Now, the first question I need to address is, ‘How do I know anything about lectures in China?’ because I haven’t studied there and in fact I haven’t even been there. Well, I found out by interviewing Chinese students. What I did was conduct a so-called ‘tracking study’. That means that you follow students over a period of time. What I did was to follow 12 Chinese students, all doing different courses, different master’s courses at the University of Reading, and over their year of study I interviewed them three times individually. I interviewed them once
in the autumn term, once in the spring term and then again in the summer term. And the interviews lasted for about an hour, an hour and a quarter.

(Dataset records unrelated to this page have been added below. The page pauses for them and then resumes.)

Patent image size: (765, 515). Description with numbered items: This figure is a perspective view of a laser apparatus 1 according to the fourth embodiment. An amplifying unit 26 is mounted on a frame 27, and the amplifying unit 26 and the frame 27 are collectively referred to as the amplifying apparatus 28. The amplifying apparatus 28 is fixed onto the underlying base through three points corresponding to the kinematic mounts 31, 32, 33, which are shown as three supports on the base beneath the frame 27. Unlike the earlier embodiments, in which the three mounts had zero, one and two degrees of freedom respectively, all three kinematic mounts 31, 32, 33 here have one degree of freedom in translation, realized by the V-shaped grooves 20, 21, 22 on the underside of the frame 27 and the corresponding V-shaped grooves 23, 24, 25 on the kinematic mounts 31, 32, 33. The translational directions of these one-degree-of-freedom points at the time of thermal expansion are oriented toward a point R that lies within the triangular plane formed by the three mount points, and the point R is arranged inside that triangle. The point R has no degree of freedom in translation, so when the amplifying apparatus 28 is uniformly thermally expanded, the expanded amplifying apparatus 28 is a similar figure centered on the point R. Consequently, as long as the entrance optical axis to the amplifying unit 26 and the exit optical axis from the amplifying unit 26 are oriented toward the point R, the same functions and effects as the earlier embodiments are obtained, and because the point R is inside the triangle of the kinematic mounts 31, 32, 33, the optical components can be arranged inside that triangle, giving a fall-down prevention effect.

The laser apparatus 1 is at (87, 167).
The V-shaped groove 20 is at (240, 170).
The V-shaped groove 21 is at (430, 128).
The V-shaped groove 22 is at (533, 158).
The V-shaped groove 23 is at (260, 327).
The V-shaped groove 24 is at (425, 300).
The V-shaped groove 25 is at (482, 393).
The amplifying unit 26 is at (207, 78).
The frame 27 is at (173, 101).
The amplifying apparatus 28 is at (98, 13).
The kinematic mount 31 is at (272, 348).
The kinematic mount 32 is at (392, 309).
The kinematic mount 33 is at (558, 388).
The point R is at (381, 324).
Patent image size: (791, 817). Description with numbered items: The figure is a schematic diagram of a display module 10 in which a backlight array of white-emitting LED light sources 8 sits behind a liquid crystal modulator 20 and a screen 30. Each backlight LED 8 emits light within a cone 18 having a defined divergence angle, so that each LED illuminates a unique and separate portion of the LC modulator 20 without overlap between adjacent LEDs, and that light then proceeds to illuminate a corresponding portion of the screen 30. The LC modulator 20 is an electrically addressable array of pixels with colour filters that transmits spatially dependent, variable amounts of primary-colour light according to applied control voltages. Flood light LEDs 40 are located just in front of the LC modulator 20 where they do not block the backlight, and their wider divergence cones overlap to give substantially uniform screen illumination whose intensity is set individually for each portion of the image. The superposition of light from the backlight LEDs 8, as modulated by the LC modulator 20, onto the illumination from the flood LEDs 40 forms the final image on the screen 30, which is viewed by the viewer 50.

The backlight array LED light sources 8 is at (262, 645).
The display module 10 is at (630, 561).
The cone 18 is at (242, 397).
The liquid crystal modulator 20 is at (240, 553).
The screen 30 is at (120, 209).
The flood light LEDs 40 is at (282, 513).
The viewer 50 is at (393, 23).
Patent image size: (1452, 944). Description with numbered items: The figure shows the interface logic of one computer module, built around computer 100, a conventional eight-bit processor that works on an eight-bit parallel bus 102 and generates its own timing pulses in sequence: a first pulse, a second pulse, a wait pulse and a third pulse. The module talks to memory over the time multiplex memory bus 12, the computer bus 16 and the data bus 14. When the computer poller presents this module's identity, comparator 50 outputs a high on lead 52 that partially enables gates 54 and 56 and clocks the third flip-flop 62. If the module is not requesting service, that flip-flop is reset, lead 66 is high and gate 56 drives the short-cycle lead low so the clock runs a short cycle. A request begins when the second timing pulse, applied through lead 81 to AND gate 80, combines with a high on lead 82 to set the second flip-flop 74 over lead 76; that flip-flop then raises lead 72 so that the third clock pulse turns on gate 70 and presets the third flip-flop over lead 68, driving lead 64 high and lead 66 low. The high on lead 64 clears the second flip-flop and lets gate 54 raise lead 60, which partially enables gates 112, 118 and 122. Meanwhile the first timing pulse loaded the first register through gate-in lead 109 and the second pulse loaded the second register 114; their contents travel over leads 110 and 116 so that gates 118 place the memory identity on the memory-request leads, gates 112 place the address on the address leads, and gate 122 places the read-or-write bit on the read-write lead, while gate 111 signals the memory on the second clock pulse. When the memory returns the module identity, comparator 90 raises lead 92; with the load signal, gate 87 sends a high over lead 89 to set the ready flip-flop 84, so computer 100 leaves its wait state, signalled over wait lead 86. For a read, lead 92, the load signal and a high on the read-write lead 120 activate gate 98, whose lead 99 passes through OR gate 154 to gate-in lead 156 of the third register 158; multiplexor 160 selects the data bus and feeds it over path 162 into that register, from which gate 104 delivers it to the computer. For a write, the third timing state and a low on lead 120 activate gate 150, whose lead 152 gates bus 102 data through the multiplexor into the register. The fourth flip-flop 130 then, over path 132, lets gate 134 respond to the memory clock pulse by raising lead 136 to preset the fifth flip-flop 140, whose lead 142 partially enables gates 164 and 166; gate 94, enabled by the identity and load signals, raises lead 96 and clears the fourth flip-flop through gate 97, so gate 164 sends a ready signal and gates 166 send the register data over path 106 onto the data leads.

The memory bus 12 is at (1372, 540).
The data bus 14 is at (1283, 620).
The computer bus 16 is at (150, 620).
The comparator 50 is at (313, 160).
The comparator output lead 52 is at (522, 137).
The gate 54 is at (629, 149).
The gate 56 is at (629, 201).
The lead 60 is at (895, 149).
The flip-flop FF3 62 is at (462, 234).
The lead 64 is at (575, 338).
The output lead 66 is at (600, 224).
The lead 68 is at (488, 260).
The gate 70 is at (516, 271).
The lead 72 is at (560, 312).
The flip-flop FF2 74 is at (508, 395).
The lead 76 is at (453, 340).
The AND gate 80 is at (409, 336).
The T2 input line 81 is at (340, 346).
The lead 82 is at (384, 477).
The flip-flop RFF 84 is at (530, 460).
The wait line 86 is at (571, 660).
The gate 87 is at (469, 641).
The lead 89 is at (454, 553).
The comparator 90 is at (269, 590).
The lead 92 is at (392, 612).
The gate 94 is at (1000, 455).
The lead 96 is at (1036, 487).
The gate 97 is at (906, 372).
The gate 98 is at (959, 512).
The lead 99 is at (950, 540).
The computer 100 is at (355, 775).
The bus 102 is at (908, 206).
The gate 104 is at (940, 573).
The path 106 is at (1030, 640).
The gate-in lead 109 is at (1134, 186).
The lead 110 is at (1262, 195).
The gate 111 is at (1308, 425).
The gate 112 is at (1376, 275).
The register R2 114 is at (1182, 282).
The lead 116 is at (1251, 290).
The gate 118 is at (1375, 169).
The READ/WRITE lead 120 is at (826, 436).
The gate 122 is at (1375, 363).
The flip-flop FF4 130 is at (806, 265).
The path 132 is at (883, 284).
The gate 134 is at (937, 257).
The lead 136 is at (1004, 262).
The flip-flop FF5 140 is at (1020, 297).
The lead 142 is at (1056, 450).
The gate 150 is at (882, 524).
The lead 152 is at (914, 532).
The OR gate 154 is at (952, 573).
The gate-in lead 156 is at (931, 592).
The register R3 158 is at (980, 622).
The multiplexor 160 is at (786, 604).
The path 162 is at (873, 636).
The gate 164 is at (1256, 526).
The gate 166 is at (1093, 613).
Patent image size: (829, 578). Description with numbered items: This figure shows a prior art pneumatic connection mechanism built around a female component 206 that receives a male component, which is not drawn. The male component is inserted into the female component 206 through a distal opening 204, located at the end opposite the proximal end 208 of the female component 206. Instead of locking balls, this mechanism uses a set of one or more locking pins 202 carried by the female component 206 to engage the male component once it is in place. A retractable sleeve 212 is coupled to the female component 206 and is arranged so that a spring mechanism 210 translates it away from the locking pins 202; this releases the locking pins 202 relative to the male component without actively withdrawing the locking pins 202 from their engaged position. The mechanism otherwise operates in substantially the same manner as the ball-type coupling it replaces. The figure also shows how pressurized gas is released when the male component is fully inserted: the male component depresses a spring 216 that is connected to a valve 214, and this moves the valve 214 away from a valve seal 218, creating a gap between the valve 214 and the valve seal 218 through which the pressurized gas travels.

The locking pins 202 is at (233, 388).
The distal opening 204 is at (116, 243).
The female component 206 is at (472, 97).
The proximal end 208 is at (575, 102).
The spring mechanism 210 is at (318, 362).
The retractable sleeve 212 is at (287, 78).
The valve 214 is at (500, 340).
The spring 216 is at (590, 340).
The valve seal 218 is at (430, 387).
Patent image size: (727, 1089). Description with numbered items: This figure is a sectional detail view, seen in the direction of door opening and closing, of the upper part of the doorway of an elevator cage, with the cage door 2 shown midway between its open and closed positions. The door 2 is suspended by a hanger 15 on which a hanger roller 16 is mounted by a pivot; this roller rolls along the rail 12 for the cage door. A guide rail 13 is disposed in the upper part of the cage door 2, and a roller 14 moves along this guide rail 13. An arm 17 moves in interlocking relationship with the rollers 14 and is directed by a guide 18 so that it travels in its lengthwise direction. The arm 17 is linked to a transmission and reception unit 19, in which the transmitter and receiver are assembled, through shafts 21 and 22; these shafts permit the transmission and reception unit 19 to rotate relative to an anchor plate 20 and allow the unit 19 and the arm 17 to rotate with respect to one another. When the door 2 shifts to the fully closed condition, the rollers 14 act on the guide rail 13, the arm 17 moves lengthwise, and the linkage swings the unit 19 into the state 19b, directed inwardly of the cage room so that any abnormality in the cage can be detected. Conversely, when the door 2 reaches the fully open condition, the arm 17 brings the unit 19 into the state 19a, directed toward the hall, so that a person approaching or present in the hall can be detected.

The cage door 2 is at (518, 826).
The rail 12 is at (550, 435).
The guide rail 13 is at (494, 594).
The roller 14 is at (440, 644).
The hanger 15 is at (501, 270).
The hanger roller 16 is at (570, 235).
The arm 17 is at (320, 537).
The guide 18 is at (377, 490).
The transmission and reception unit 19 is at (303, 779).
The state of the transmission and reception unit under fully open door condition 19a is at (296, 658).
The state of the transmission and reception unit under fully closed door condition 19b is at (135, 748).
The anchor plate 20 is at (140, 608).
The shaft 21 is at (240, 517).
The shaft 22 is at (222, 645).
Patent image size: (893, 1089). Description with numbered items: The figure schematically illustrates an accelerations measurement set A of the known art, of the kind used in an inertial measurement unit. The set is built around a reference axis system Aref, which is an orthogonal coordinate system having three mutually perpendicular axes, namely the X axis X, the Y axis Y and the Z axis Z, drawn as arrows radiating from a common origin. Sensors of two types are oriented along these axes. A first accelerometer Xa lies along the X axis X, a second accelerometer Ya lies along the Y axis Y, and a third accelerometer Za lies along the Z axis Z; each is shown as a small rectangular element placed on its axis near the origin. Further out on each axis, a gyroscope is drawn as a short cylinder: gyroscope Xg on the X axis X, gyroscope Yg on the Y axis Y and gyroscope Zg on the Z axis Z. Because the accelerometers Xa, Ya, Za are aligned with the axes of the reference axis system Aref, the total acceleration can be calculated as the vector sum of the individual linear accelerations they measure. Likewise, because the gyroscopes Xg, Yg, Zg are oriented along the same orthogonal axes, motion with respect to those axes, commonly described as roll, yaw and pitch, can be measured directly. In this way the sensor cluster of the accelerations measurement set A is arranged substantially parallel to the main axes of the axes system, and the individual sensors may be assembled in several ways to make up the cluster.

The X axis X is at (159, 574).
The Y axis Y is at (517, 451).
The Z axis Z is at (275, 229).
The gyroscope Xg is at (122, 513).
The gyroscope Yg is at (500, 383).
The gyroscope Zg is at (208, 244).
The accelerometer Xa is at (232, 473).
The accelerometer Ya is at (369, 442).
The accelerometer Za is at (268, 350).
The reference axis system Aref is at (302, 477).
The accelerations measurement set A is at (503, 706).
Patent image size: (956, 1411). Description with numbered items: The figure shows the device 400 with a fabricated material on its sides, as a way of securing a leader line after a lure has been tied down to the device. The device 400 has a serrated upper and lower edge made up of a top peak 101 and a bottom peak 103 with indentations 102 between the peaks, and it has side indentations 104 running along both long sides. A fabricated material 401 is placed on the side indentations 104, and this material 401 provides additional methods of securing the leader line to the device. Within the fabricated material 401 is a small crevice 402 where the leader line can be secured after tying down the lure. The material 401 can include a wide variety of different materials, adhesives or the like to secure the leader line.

I asked them a number of questions about studies in the UK and about their studies in China. So my information comes from them and so I have to say right from the beginning that I am talking here about information I got from 12 students, which is obviously a very small sample, and I don’t know how representative what they said is of the Chinese education system as a whole. So we have to remember that limitation. I did choose different students from different parts of China, and I made sure that there was an equal number of men and women, and they were all studying different courses here at Reading, so there was a range of backgrounds and experience. But there is that limitation. However, I felt that what I was hearing from the students was actually very similar. I mean, what they were saying individually was more or less the same. So I felt that maybe there is some basis for what they said, and maybe what they did say and maybe their experience was not untypical, in general, of students in China.
CD1 Track 5 Ex 3.4
In Part 2 of the talk, the lecturer first talks about some of the characteristics of lectures in China and then compares these with lectures in the UK. Listen and make notes on the main points he makes.
Part 2
OK, so what did I find out? I think the first thing to say is that my impression is that in China the lecture delivers a lot of the content of the course, or the lecturer delivers a lot of the content of the course. And this seems to be especially true at undergraduate level. And just to reinforce this, the students I talked to were postgraduate students. In other words, they’d done undergraduate studies in China. I’m not sure about postgraduate studies in China. But what they said about undergraduate courses was that a lot of the course content came through the lectures. In other words, the students go to the lectures, they make notes in the lectures, and at the end of the term, or at the end of the year, if they have a test or examination, in many cases they simply give back to the lecturer what the lecturer gave to them during the lectures. And that seems to be sufficient to pass the exam and pass the course.